A gente tenta amar e genuinamente estamos até imbuídos do desejo. Mas o desejo não é uma coisa assim tão carnal, pelo menos para mim não é. O desejo é assim uma coisa de ir comer um geladinho à praia, de fazer um programa, de ver televisão com alguém no sofá. E de ver a Medicina de Grey, poder ser pateta, poder ser sentimental. Aquelas coisas de "Quem é que vai levar o lixo lá fora" também fazem parte do desejo. Mas para mim não há como a pergunta "Como estás?", genuinamente enunciada. E uma pessoa responde: "Estou apavorada. Sinto o medo eriçar-me o cabelo, transformo-me numa górgona, eu que era o teu jardim". Tento controlar, mas não a mim, claro, senão o comportamento alheio. Sou uma manipuladora, embora sem qualquer convicção. Não acredito muito que a gente se controle uns aos outros. Pelo menos eu não sou muito controlável e nunca estive com quem o fosse. Por isso, quando começo agora a sentir o medo digo logo: "Bye-bye, sayonara, antes que me transforme numa górgona, o que é em si lamentável e de uma tristeza infinita".
Estou neste momento fechada na minha cabeça. Não me apetece sair, nem estar com vivalma. Durante umas semanas em que amei senti que o meu sótão se desarrumava, eu que tinha cuidadosamente empilhado os caixotes. De repente começaram a saltar os macacos e a partir tudo. Fiz uma coisa boa: não os deixei realmente sair do quarto, não bateram a mais ninguém. A sério, estou orgulhosa (deixem-me estar orgulhosa do que seja, porque de resto só tenho vergonha). Os macacos o que gostam é de bananas, por isso cá estou a cultivar o meu bananal. Não creio ser realmente possível extingui-los, eu pelo menos já tentei, fiz de tudo e eles voltam sempre a espreitar. Tenho que os domesticar em vez de tentar caçar. Tentar ouvir o que me querem dizer. Se tenho medo, também acho que o devo escutar, porque o medo é protector e a protecção é coisa inteligente, não? O meu medo (lol) é que, algures no caminho, entre a porrada em que andei metida, tenha desenvolvido uma espécie de "alergia ao amor". Assim como se na presença do mesmo o meu corpo o identificasse por matéria nociva e começasse a produzir uns anti-corpos que não têm nada a ver, privando-me.

Olhem, é só. Não há conclusão. Há só eu aqui a partilhar com vocês que o amor me dá medo e que isto do poly não acho muito diferente do resto. Eu nunca acreditei na posse realmente, sempre acreditei no voluntariado. O medo é aquela coisa a que estou até habituada porque trabalho no palco (pas si charmant). Mas o palco é tão mais simples do que o coração. No palco é-me mais fácil ser eu mesma, aqui não. Meto os pés pelas mãos, sou um verdadeiro desastre ambulante, sorridente, com a mania de que é elegante. É patético.

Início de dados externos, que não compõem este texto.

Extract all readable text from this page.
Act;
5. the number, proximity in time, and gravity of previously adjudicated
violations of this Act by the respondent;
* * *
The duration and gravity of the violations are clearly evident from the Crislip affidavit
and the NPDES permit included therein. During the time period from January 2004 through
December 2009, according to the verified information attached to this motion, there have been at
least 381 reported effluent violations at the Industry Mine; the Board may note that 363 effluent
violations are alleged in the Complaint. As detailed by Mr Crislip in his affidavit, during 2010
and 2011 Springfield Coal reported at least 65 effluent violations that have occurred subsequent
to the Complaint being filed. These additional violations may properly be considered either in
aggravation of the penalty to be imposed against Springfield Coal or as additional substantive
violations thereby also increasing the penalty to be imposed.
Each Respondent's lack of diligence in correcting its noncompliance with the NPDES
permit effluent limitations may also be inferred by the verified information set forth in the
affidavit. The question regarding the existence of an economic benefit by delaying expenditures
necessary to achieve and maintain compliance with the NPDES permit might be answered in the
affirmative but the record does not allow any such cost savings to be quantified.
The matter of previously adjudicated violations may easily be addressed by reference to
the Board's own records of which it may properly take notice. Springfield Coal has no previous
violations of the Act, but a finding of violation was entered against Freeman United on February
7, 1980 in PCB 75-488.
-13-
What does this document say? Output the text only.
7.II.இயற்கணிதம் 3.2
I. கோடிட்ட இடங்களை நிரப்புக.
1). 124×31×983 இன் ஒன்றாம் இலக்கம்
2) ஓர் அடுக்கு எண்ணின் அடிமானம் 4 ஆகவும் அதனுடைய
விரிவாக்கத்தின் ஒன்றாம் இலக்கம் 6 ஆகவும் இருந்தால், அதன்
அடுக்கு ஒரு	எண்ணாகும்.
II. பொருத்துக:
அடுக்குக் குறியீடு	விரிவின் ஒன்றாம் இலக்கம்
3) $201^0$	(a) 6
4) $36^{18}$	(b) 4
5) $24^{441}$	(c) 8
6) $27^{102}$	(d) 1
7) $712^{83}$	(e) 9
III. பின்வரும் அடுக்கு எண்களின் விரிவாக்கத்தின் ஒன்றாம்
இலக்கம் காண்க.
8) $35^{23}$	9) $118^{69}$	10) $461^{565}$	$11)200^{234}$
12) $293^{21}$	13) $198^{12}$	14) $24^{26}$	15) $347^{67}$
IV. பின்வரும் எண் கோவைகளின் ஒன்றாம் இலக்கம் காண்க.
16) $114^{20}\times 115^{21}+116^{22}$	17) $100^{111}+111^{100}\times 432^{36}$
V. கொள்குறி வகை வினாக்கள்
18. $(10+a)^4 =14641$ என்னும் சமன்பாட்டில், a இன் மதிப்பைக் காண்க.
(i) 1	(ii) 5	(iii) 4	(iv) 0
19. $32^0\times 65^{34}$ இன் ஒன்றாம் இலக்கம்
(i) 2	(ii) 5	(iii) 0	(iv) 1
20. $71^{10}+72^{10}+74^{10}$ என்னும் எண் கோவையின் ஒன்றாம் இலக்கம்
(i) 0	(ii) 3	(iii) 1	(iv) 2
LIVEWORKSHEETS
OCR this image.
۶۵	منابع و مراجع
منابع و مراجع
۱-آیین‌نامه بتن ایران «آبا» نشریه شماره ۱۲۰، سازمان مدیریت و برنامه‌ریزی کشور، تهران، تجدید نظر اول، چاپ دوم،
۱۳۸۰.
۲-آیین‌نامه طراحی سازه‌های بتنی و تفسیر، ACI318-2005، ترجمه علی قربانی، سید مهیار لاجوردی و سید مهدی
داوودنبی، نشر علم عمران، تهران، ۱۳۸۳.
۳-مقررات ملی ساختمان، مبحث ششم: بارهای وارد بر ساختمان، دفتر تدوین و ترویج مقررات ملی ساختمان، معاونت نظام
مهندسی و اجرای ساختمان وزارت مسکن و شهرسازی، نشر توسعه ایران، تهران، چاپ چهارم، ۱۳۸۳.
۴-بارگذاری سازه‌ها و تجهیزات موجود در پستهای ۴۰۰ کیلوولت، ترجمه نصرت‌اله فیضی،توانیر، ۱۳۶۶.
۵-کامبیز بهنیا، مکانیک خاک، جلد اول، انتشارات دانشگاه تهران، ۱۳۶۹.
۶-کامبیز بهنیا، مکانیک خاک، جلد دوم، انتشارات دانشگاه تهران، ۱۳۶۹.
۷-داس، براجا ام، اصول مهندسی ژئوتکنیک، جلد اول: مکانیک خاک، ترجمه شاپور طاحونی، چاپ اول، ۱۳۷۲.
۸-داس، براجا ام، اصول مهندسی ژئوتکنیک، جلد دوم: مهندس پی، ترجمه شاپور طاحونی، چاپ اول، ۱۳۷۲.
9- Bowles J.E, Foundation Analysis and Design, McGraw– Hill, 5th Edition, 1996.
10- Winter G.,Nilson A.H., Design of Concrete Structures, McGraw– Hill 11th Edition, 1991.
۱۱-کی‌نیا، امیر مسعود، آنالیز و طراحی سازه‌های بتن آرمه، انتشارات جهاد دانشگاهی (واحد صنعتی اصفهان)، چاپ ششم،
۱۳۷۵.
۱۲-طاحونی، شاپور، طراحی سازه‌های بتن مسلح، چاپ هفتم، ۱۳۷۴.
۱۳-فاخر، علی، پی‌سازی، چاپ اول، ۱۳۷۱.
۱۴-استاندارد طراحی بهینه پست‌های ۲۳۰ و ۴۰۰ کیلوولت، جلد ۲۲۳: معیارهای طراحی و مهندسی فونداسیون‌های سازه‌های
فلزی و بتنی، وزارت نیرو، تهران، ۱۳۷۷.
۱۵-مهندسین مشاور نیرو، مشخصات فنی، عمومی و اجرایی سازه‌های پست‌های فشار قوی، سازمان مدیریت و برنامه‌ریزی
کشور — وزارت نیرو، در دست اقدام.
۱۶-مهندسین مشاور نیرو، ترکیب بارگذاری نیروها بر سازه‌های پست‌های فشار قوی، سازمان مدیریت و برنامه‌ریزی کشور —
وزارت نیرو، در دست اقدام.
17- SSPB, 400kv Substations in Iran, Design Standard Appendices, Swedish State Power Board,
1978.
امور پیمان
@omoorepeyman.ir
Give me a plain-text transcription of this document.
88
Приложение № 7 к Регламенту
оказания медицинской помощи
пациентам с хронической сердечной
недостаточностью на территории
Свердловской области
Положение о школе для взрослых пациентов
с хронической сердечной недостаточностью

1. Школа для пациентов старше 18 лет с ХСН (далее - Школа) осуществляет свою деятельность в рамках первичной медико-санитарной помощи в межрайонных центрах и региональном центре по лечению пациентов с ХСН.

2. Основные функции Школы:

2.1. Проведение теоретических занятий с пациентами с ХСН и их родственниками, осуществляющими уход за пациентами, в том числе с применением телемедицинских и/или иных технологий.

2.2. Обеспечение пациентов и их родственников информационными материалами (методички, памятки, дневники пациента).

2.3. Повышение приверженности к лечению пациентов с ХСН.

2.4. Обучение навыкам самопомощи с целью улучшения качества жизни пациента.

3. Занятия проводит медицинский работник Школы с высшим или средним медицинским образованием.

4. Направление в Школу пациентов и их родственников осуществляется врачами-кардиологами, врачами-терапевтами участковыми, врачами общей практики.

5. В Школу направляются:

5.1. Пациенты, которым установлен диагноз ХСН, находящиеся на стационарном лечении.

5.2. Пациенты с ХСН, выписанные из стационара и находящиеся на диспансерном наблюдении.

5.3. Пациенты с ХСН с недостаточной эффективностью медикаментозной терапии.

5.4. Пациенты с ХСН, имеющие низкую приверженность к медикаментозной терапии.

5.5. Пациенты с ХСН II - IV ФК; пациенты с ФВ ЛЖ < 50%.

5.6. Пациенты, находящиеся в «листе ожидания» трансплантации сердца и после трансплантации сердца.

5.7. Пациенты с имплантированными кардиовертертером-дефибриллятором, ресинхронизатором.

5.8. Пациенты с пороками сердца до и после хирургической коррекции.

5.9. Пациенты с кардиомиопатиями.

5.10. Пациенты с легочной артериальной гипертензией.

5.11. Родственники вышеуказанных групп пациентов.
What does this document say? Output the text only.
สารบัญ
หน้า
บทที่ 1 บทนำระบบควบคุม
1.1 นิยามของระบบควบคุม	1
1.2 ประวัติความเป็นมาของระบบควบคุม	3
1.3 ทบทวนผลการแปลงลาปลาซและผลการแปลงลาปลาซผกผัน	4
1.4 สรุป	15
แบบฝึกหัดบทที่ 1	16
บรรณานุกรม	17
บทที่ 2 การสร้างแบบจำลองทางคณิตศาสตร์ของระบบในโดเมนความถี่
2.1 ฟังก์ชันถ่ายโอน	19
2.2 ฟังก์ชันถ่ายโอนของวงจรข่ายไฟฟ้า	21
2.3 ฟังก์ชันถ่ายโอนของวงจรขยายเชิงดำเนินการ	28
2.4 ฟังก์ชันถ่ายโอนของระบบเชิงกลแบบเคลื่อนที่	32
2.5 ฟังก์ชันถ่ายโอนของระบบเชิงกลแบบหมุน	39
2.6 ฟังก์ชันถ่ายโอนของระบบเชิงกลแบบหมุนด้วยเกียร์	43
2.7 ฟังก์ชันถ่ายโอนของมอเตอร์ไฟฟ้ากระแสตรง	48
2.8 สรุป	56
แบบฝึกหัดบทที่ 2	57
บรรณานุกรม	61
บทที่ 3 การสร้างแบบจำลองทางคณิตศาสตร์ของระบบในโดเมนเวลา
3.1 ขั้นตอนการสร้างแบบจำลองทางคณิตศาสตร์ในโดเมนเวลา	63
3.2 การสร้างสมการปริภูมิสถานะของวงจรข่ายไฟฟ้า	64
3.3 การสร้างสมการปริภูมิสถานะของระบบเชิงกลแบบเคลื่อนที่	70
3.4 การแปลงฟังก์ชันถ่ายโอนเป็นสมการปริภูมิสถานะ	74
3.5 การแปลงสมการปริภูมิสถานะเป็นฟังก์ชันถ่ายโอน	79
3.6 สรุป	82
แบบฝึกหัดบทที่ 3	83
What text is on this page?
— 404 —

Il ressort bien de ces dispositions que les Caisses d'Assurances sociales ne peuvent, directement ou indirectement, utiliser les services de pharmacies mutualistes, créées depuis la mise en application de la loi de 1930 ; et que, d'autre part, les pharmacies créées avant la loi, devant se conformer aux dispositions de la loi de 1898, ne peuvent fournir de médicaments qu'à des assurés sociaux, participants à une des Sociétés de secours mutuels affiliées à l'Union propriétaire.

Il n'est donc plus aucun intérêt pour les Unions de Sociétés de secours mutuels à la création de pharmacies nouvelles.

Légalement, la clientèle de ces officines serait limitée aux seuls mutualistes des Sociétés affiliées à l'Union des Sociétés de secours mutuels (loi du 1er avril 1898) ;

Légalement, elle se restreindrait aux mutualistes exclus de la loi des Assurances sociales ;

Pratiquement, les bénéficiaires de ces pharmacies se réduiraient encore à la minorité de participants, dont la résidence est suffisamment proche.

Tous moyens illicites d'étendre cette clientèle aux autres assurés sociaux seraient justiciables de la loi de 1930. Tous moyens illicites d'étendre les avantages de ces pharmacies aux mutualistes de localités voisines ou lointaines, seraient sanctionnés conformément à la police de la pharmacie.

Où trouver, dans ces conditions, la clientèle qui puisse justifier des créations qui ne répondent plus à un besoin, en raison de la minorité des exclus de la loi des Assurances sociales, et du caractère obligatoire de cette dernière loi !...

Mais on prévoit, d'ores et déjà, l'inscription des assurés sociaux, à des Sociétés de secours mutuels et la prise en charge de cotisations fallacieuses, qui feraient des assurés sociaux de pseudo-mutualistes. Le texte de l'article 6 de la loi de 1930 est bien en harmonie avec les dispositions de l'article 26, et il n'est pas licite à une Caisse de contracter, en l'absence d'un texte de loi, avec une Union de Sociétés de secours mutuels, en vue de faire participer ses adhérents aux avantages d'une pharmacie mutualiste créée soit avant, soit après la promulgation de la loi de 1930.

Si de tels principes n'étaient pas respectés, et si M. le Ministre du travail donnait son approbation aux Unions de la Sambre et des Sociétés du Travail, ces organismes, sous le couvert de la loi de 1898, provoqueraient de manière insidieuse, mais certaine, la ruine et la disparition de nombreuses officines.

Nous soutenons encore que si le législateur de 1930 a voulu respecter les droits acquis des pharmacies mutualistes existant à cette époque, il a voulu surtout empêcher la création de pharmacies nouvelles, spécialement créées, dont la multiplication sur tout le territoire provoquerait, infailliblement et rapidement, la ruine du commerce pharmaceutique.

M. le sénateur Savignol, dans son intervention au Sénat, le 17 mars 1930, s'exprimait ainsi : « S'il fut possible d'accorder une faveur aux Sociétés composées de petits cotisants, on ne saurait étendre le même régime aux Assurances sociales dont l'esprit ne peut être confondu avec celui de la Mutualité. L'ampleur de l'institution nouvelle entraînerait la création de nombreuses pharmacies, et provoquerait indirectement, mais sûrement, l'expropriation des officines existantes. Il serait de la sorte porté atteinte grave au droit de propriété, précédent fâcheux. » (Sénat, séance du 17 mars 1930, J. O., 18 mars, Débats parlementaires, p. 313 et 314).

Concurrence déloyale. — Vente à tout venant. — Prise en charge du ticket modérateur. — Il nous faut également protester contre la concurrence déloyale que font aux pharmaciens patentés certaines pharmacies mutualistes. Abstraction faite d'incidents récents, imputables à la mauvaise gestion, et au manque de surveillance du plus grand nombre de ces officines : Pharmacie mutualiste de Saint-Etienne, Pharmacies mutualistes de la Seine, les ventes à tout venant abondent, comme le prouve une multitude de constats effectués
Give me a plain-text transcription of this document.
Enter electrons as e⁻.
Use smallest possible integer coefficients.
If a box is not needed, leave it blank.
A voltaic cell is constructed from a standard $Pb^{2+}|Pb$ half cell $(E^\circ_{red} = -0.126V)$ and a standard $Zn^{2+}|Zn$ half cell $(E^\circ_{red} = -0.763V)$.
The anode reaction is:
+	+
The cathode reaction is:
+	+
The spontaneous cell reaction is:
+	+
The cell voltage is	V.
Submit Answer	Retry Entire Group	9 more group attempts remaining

Queria encontrar um mundo em que nós nos disséssemos uns aos outros: "Também tenho medo". E a seguir cultivávamos um bananal entre todos, cheio de amor para trocarmos como cromos. E íamos enchendo as cadernetas uns dos outros, sem nos roubarmos, sem querer ficar com tudo só para nós. Mas a culpa é dos macacos. Os macacos têm medo da fome. Há alguma maneira de dizer aos macacos: "Hey! chega para todos..."?

(Isto escrevi num dia em que estava pendurada como Thor na árvore, virada do avesso. E resolvi partilhar na esperança de alguém ler e poder dizer "Já estive aí" ou "Ainda estou". Então este texto responde: "Calma, respira, vai ficar um bocadinho só. Repara que o teu problema é teu, desta vez não o atires a ninguém". Eu adoro estas oportunidades de contactar com o pior de mim mesma, porque a seguir há sempre revolução. É importante, se alguma cabeça rolar que seja a tua. A velha. E que a seguir te cresça nova.)

Marquesa do Sado

5 comentários:

Pedro Luis disse...

Advertência: O que se segue não é uma resposta directa ao post, mas lê-lo suscitou-me pensar no que se segue.

Mono ou poli, há em muitos de nós aquela coisa, medo, de se ser preterido face a um outro ou outra coisa. O outro quer estar com outra pessoa porque perdemos importância para ele? Tem menos tempo para nós porque já não somos significativos, porque já não me deseja? É-se menos amado?

Amar como forma de se ser amado? De procurar no exterior (o outro) uma compensação para algo que não está bem cá dentro, de procurar o amor-próprio perdido, a auto-confiança destruída, a segurança fragilizada?

Não acho que as relações devam servir de contra-peso para o que falta cá dentro, próteses afectivas.
E o que dizer de se ser o centro do mundo de outro?
"Só penso em ti" parece-em uma doença incapacitante...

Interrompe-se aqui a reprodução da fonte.